Поводомъ для нея служитъ жалкая придирка къ словамъ.
Требуютъ, чтобы Вирье далъ клятву, что никогда не протестовалъ противъ декрета Собранія, санкціонированнаго королемъ. Вирье клянется.
Раздается крикъ осужденія какъ съ крайней правой, такъ и съ крайней лѣвой.
Развѣ не протестовалъ онъ еще вчера противъ декрета, который отказался признать католическую религію за религію государства?
Этотъ декретъ, возражаетъ Вирье, "еще не былъ санкціонированъ королемъ".
Но что значитъ имѣть резоны для разъяреннаго собранія?
Трибуны присоединяются къ крикамъ депутатовъ.
Раздается слово - клятвопреступникъ. Въ отчаяніи, что его не слышатъ, возмущенный, что сомнѣваются въ его честности, Вирье уступаетъ грозѣ и уходитъ съ своего мѣста, и снова честь и разумъ оказались во власти злыхъ и глупцовъ.
"…Мой блескъ, - пишетъ онъ на другой день Мунье, - былъ сіяніемъ метеора. Онъ длился всего съ минуту. Вихрь налетѣлъ на меня съ двухъ сторонъ… Со стороны аристократовъ за то, что они уже давно были мною недовольны… Со стороны бѣшеныхъ за то, что въ предсѣдательствѣ меня предпочли Мирабо… Не желая, чтобы меня могли заподозрить, что я виляю для того, чтобы сохранить за собою кресло, которымъ я, не будучи честолюбивъ, такъ мало дорожу, я подаю въ отставку… Въ ней отказали… Я подтвердилъ ее письмомъ, за которое себя одобряю вполнѣ"…
Дѣйствительно, у него оставалось одно только честолюбіе - поднять тѣ жемчужины, которыя выпадали по одной изъ короны Франціи.
Если будетъ затѣянъ вопросъ о замѣщеніи друтимъ знаменемъ бѣлое знамя, Вирье потребуетъ, "чтобы былъ сохраненъ цвѣтъ перьевъ Генриха IV , и чтобы къ нему только прибавили, на одной полосѣ, цвѣта вновь завоеванной свободы".

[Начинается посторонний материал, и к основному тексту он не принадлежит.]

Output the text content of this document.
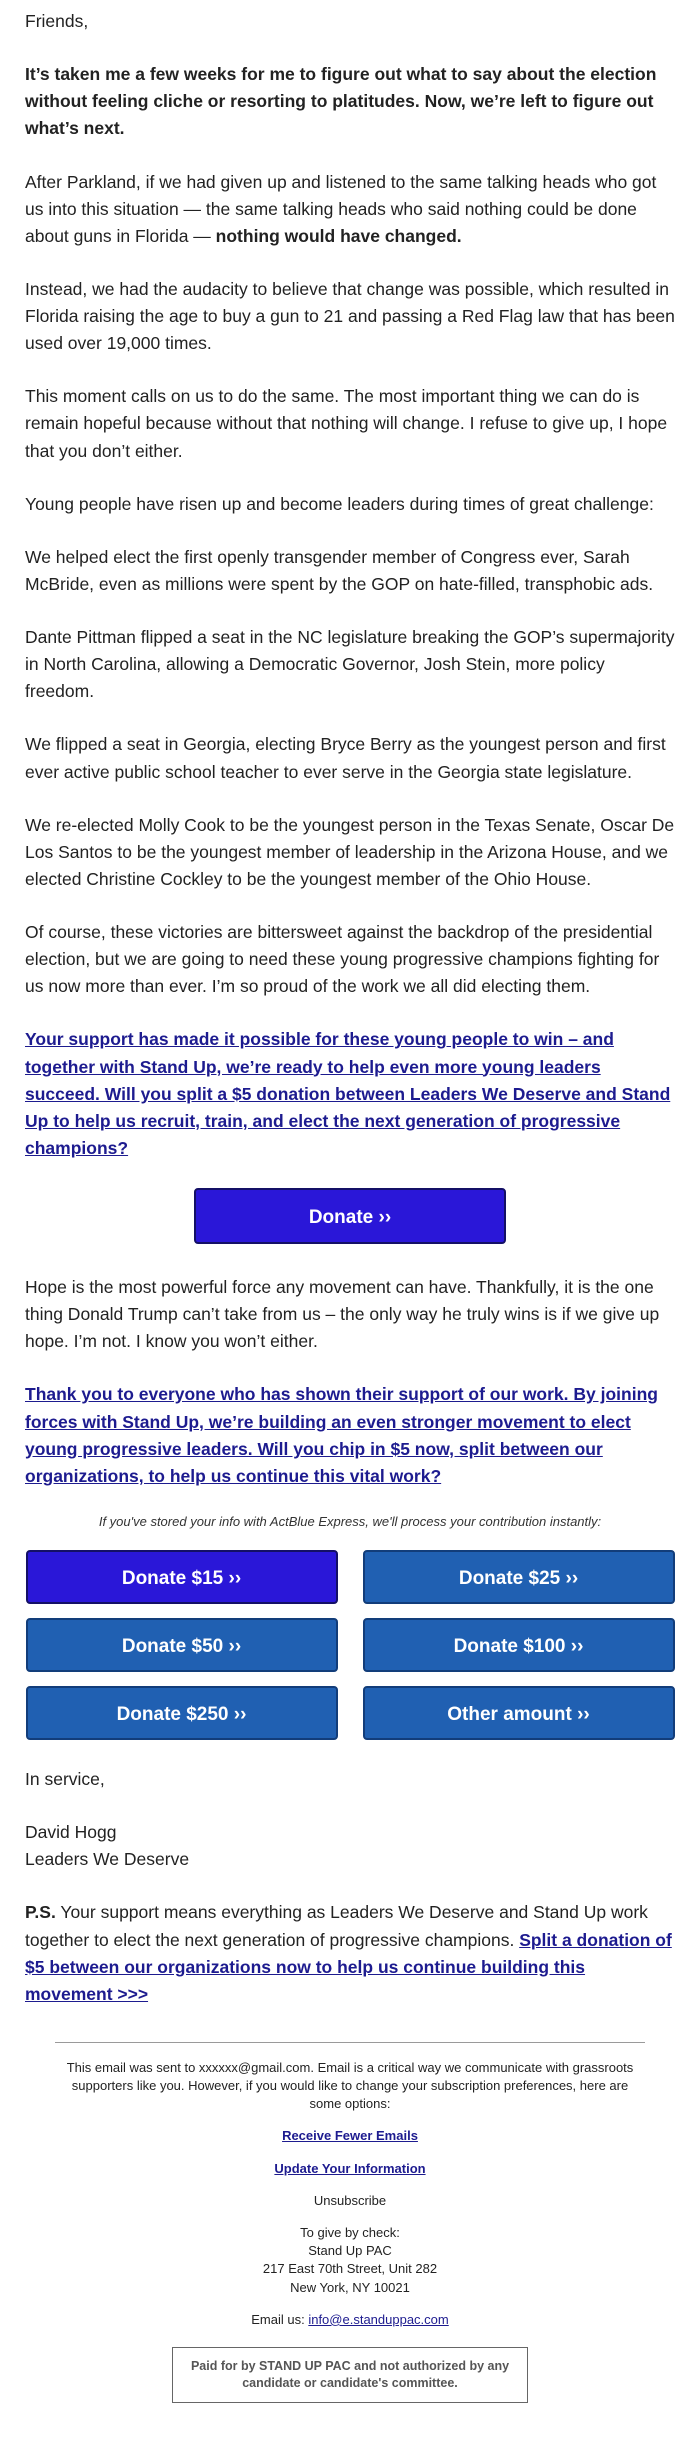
Friends,

It’s taken me a few weeks for me to figure out what to say about the election without feeling cliche or resorting to platitudes. Now, we’re left to figure out what’s next.

After Parkland, if we had given up and listened to the same talking heads who got us into this situation — the same talking heads who said nothing could be done about guns in Florida — nothing would have changed.

Instead, we had the audacity to believe that change was possible, which resulted in Florida raising the age to buy a gun to 21 and passing a Red Flag law that has been used over 19,000 times.

This moment calls on us to do the same. The most important thing we can do is remain hopeful because without that nothing will change. I refuse to give up, I hope that you don’t either.

Young people have risen up and become leaders during times of great challenge:

We helped elect the first openly transgender member of Congress ever, Sarah McBride, even as millions were spent by the GOP on hate-filled, transphobic ads.

Dante Pittman flipped a seat in the NC legislature breaking the GOP’s supermajority in North Carolina, allowing a Democratic Governor, Josh Stein, more policy freedom.

We flipped a seat in Georgia, electing Bryce Berry as the youngest person and first ever active public school teacher to ever serve in the Georgia state legislature.

We re-elected Molly Cook to be the youngest person in the Texas Senate, Oscar De Los Santos to be the youngest member of leadership in the Arizona House, and we elected Christine Cockley to be the youngest member of the Ohio House.

Of course, these victories are bittersweet against the backdrop of the presidential election, but we are going to need these young progressive champions fighting for us now more than ever. I’m so proud of the work we all did electing them.

Your support has made it possible for these young people to win – and together with Stand Up, we’re ready to help even more young leaders succeed. Will you split a $5 donation between Leaders We Deserve and Stand Up to help us recruit, train, and elect the next generation of progressive champions?

Donate ››

Hope is the most powerful force any movement can have. Thankfully, it is the one thing Donald Trump can’t take from us – the only way he truly wins is if we give up hope. I’m not. I know you won’t either.

Thank you to everyone who has shown their support of our work. By joining forces with Stand Up, we’re building an even stronger movement to elect young progressive leaders. Will you chip in $5 now, split between our organizations, to help us continue this vital work?

If you've stored your info with ActBlue Express, we'll process your contribution instantly:

Donate $15 ››	Donate $25 ››
Donate $50 ››	Donate $100 ››
Donate $250 ››	Other amount ››

In service,

David Hogg
Leaders We Deserve

P.S. Your support means everything as Leaders We Deserve and Stand Up work together to elect the next generation of progressive champions. Split a donation of $5 between our organizations now to help us continue building this movement >>>

This email was sent to xxxxxx@gmail.com. Email is a critical way we communicate with grassroots supporters like you. However, if you would like to change your subscription preferences, here are some options:

Receive Fewer Emails

Update Your Information

Unsubscribe

To give by check:
Stand Up PAC
217 East 70th Street, Unit 282
New York, NY 10021

Email us: info@e.standuppac.com

Paid for by STAND UP PAC and not authorized by any candidate or candidate's committee.
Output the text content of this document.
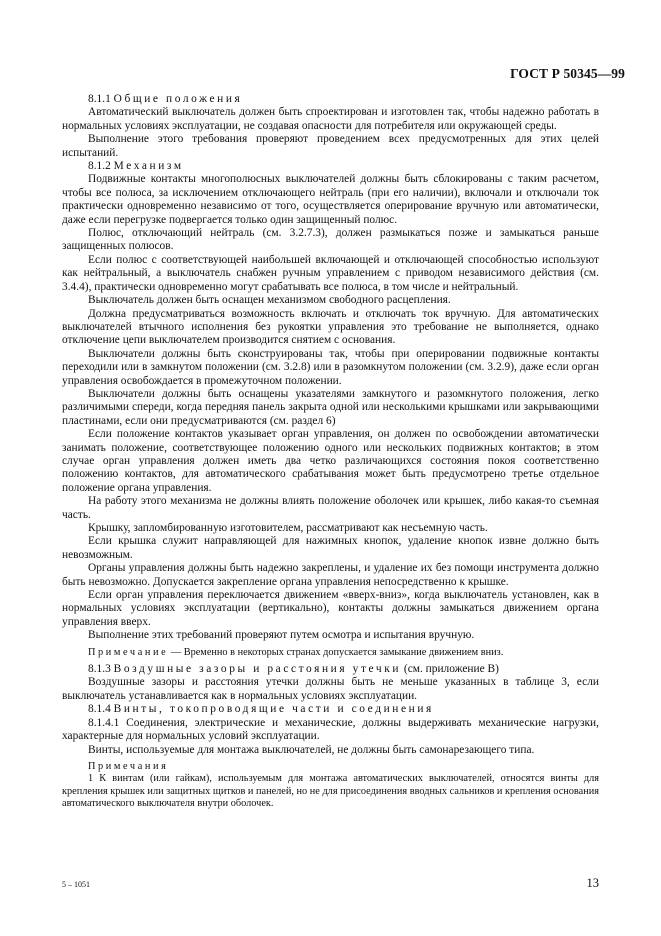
ГОСТ Р 50345—99

8.1.1 Общие положения

Автоматический выключатель должен быть спроектирован и изготовлен так, чтобы надежно работать в нормальных условиях эксплуатации, не создавая опасности для потребителя или окружающей среды.

Выполнение этого требования проверяют проведением всех предусмотренных для этих целей испытаний.

8.1.2 Механизм

Подвижные контакты многополюсных выключателей должны быть сблокированы с таким расчетом, чтобы все полюса, за исключением отключающего нейтраль (при его наличии), включали и отключали ток практически одновременно независимо от того, осуществляется оперирование вручную или автоматически, даже если перегрузке подвергается только один защищенный полюс.

Полюс, отключающий нейтраль (см. 3.2.7.3), должен размыкаться позже и замыкаться раньше защищенных полюсов.

Если полюс с соответствующей наибольшей включающей и отключающей способностью используют как нейтральный, а выключатель снабжен ручным управлением с приводом независимого действия (см. 3.4.4), практически одновременно могут срабатывать все полюса, в том числе и нейтральный.

Выключатель должен быть оснащен механизмом свободного расцепления.

Должна предусматриваться возможность включать и отключать ток вручную. Для автоматических выключателей втычного исполнения без рукоятки управления это требование не выполняется, однако отключение цепи выключателем производится снятием с основания.

Выключатели должны быть сконструированы так, чтобы при оперировании подвижные контакты переходили или в замкнутом положении (см. 3.2.8) или в разомкнутом положении (см. 3.2.9), даже если орган управления освобождается в промежуточном положении.

Выключатели должны быть оснащены указателями замкнутого и разомкнутого положения, легко различимыми спереди, когда передняя панель закрыта одной или несколькими крышками или закрывающими пластинами, если они предусматриваются (см. раздел 6)

Если положение контактов указывает орган управления, он должен по освобождении автоматически занимать положение, соответствующее положению одного или нескольких подвижных контактов; в этом случае орган управления должен иметь два четко различающихся состояния покоя соответственно положению контактов, для автоматического срабатывания может быть предусмотрено третье отдельное положение органа управления.

На работу этого механизма не должны влиять положение оболочек или крышек, либо какая-то съемная часть.

Крышку, запломбированную изготовителем, рассматривают как несъемную часть.

Если крышка служит направляющей для нажимных кнопок, удаление кнопок извне должно быть невозможным.

Органы управления должны быть надежно закреплены, и удаление их без помощи инструмента должно быть невозможно. Допускается закрепление органа управления непосредственно к крышке.

Если орган управления переключается движением «вверх-вниз», когда выключатель установлен, как в нормальных условиях эксплуатации (вертикально), контакты должны замыкаться движением органа управления вверх.

Выполнение этих требований проверяют путем осмотра и испытания вручную.

Примечание — Временно в некоторых странах допускается замыкание движением вниз.

8.1.3 Воздушные зазоры и расстояния утечки (см. приложение В)

Воздушные зазоры и расстояния утечки должны быть не меньше указанных в таблице 3, если выключатель устанавливается как в нормальных условиях эксплуатации.

8.1.4 Винты, токопроводящие части и соединения

8.1.4.1 Соединения, электрические и механические, должны выдерживать механические нагрузки, характерные для нормальных условий эксплуатации.

Винты, используемые для монтажа выключателей, не должны быть самонарезающего типа.

Примечания

1 К винтам (или гайкам), используемым для монтажа автоматических выключателей, относятся винты для крепления крышек или защитных щитков и панелей, но не для присоединения вводных сальников и крепления основания автоматического выключателя внутри оболочек.

5 – 1051	13
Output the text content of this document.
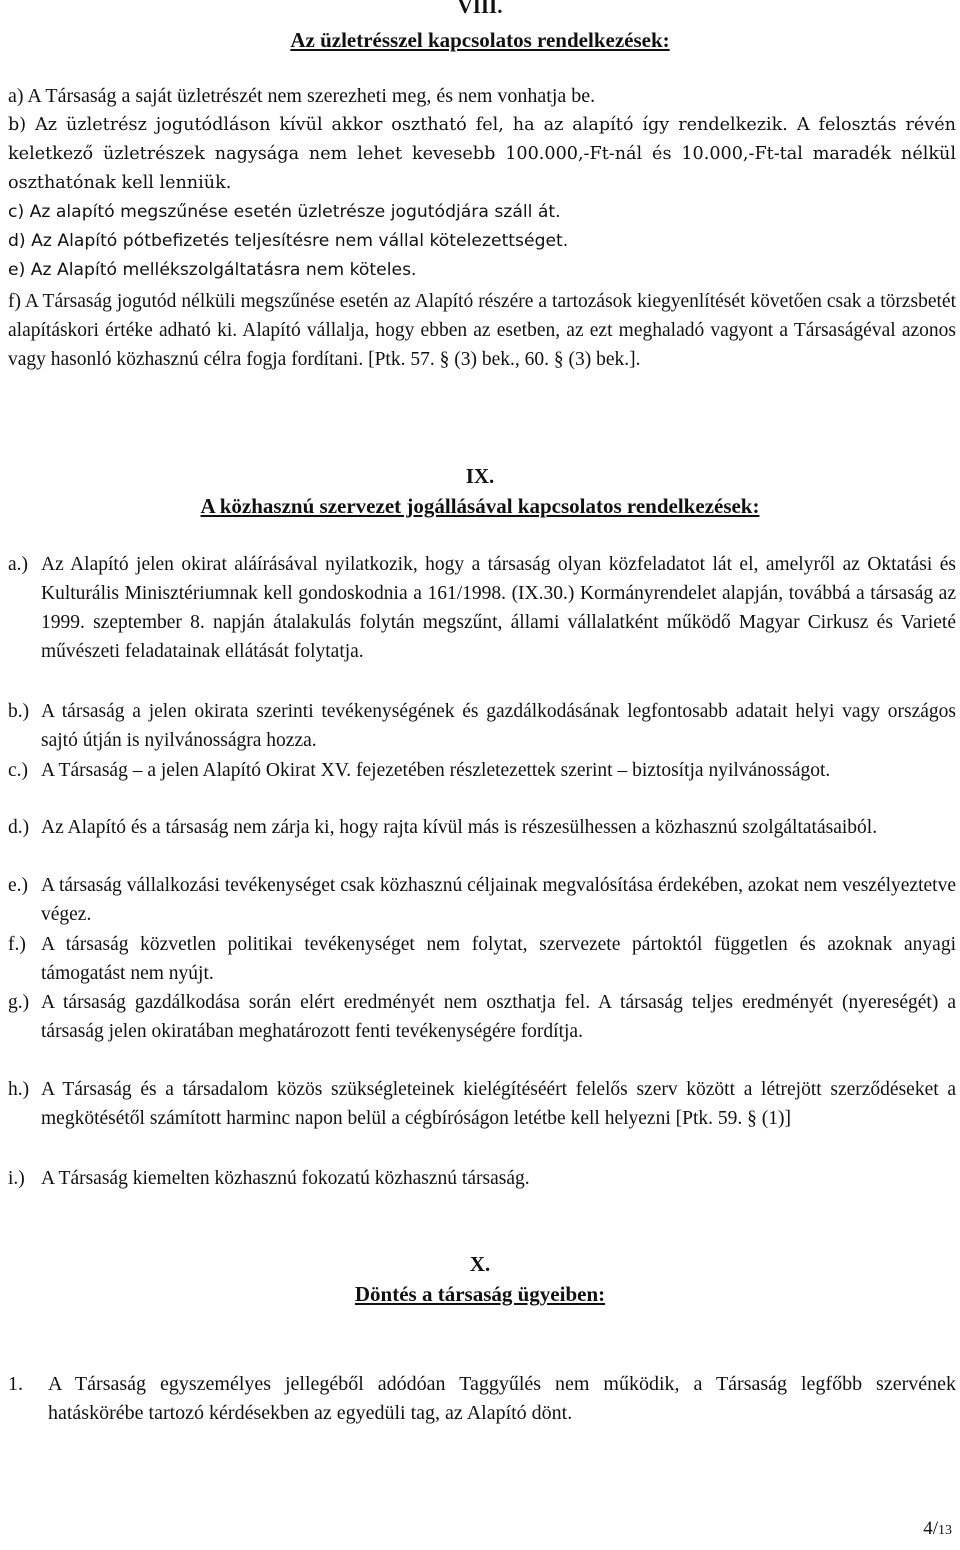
VIII.
Az üzletrésszel kapcsolatos rendelkezések:
a) A Társaság a saját üzletrészét nem szerezheti meg, és nem vonhatja be.
b) Az üzletrész jogutódláson kívül akkor osztható fel, ha az alapító így rendelkezik. A felosztás révén keletkező üzletrészek nagysága nem lehet kevesebb 100.000,-Ft-nál és 10.000,-Ft-tal maradék nélkül oszthatónak kell lenniük.
c) Az alapító megszűnése esetén üzletrésze jogutódjára száll át.
d) Az Alapító pótbefizetés teljesítésre nem vállal kötelezettséget.
e) Az Alapító mellékszolgáltatásra nem köteles.
f) A Társaság jogutód nélküli megszűnése esetén az Alapító részére a tartozások kiegyenlítését követően csak a törzsbetét alapításkori értéke adható ki. Alapító vállalja, hogy ebben az esetben, az ezt meghaladó vagyont a Társaságéval azonos vagy hasonló közhasznú célra fogja fordítani. [Ptk. 57. § (3) bek., 60. § (3) bek.].
IX.
A közhasznú szervezet jogállásával kapcsolatos rendelkezések:
a.) Az Alapító jelen okirat aláírásával nyilatkozik, hogy a társaság olyan közfeladatot lát el, amelyről az Oktatási és Kulturális Minisztériumnak kell gondoskodnia a 161/1998. (IX.30.) Kormányrendelet alapján, továbbá a társaság az 1999. szeptember 8. napján átalakulás folytán megszűnt, állami vállalatként működő Magyar Cirkusz és Varieté művészeti feladatainak ellátását folytatja.
b.) A társaság a jelen okirata szerinti tevékenységének és gazdálkodásának legfontosabb adatait helyi vagy országos sajtó útján is nyilvánosságra hozza.
c.) A Társaság – a jelen Alapító Okirat XV. fejezetében részletezettek szerint – biztosítja nyilvánosságot.
d.) Az Alapító és a társaság nem zárja ki, hogy rajta kívül más is részesülhessen a közhasznú szolgáltatásaiból.
e.) A társaság vállalkozási tevékenységet csak közhasznú céljainak megvalósítása érdekében, azokat nem veszélyeztetve végez.
f.) A társaság közvetlen politikai tevékenységet nem folytat, szervezete pártoktól független és azoknak anyagi támogatást nem nyújt.
g.) A társaság gazdálkodása során elért eredményét nem oszthatja fel. A társaság teljes eredményét (nyereségét) a társaság jelen okiratában meghatározott fenti tevékenységére fordítja.
h.) A Társaság és a társadalom közös szükségleteinek kielégítéséért felelős szerv között a létrejött szerződéseket a megkötésétől számított harminc napon belül a cégbíróságon letétbe kell helyezni [Ptk. 59. § (1)]
i.) A Társaság kiemelten közhasznú fokozatú közhasznú társaság.
X.
Döntés a társaság ügyeiben:
1. A Társaság egyszemélyes jellegéből adódóan Taggyűlés nem működik, a Társaság legfőbb szervének hatáskörébe tartozó kérdésekben az egyedüli tag, az Alapító dönt.
4/13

Относительно избираемости судей онъ потребуетъ "грамоты короля" . Вопросъ объ участіи народа въ выборахъ вотируется благодаря Барнаву. Вирье летитъ на трибуну, занимаетъ мѣсто рядомъ съ "подающими свое мнѣніе" и заставляетъ его замолинуть.
Неужели эти 300 зрителей, - говоритъ онъ по поводу разграбленія отеля de Castries, которому апплодируютъ трибуны, - неужели эти 300 зрителей должны быть нашими судьями? я требую, чтобы эти апплодисменты были прекращены, они - оскорбленіе .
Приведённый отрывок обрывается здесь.